Posted by SecondClassFaggots on September 17, 2012 at 11:39 AM
3
My husband and I've started referring to this scenario as "getting a puppy".
Posted by The fag on September 17, 2012 at 12:57 PM
4
> so long as you three are friends-with-benefiting-it-up, you would like to be informed about any other sexual contacts he might have.

He should tell them if he is having sex with other people (though they'd be wise to presume that is the case) -- and the GGGs should likewise tell him if either of them has sex with anyone else.
Posted by EricaP on September 17, 2012 at 1:26 PM
Bauhaus I 5
You're both in your mid- to late thirties and now you want a youngster in the sack. How typical is that?
Posted by Bauhaus I on September 17, 2012 at 3:39 PM
6
I would say something, but I looked at the previous column and I'm fuming over all the homophobia (about as witty as Mrs Bennet) in the comments.

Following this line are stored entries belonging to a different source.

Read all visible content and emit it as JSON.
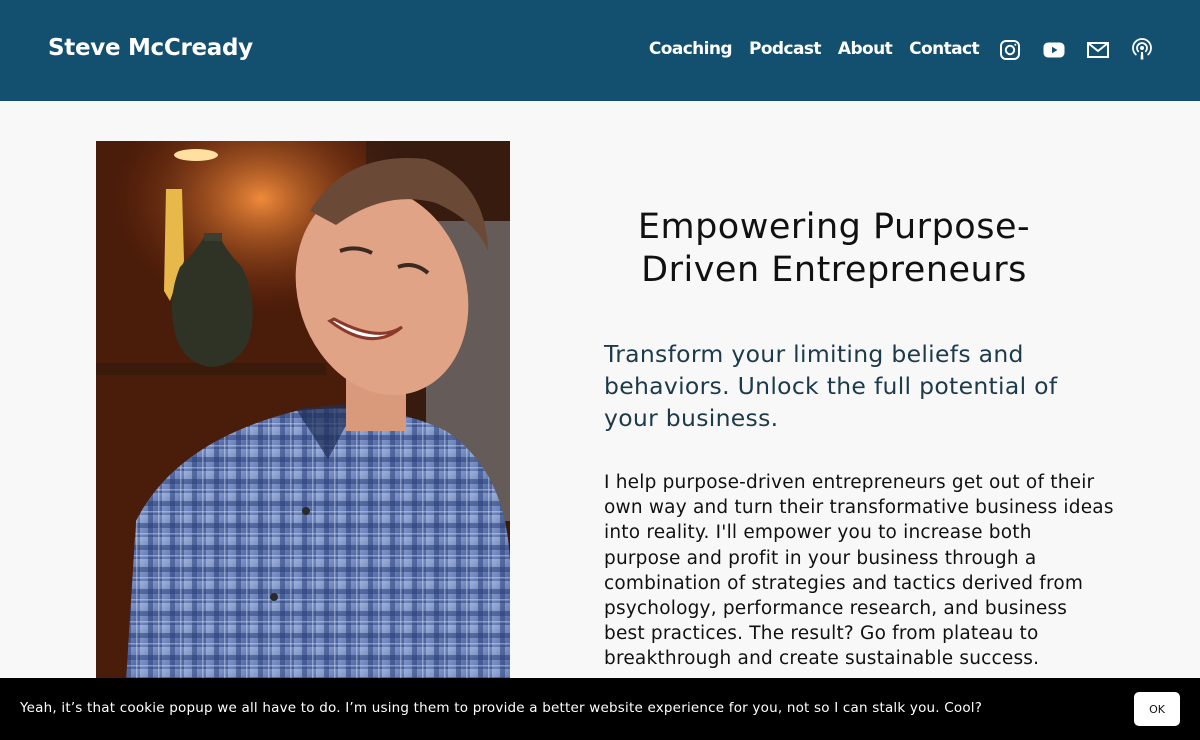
{
  "header": {
    "site_title": "Steve McCready",
    "nav": [
      {
        "label": "Coaching"
      },
      {
        "label": "Podcast"
      },
      {
        "label": "About"
      },
      {
        "label": "Contact"
      }
    ],
    "social_icons": [
      "instagram-icon",
      "youtube-icon",
      "mail-icon",
      "podcast-icon"
    ]
  },
  "main": {
    "headline": "Empowering Purpose-Driven Entrepreneurs",
    "subhead": "Transform your limiting beliefs and behaviors. Unlock the full potential of your business.",
    "body": "I help purpose-driven entrepreneurs get out of their own way and turn their transformative business ideas into reality. I'll empower you to increase both purpose and profit in your business through a combination of strategies and tactics derived from psychology, performance research, and business best practices. The result? Go from plateau to breakthrough and create sustainable success."
  },
  "cookie_banner": {
    "text": "Yeah, it’s that cookie popup we all have to do. I’m using them to provide a better website experience for you, not so I can stalk you. Cool?",
    "ok_label": "OK"
  },
  "colors": {
    "header_bg": "#134f6e",
    "page_bg": "#f8f8f8",
    "subhead": "#1c3a4a",
    "cookie_bg": "#000000"
  }
}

I really suspect separatism is the only answer.
Posted by vennominon on September 17, 2012 at 3:39 PM
7
@3, love the name you guys came up with.

Wonder how this played out for the letter writer in the past three years.
Posted by Brashion on September 17, 2012 at 7:49 PM
OutInBumF 8
@6- Please- turn off unregistered comments. That guy (yes only one) has a crush on Dan.
Posted by OutInBumF on September 18, 2012 at 12:07 AM
smajor82 9
@8 - He does. It's sad.

@2 - I love you troll - please stop hating yourself for being gay and taking it out on a group of strangers. It's very transparent and really, all you're doing is making yourself miserable.
Posted by smajor82 on September 18, 2012 at 5:13 AM
10
what would our many fans do if we went away?

really, now....
Posted by Think Before You Hit Return People..... on September 18, 2012 at 5:45 AM
11
Mr Out - No, no - trolls are trolls; the registered comments were quite bad enough, indeed worse, allowing for perspective.
Posted by vennominon on September 18, 2012 at 7:46 AM
12
"Campfire rules"! Dan, it's time to replay the "campfire rules" column of a few years ago. I've followed that advice with my young friend the hockey player and it's been great!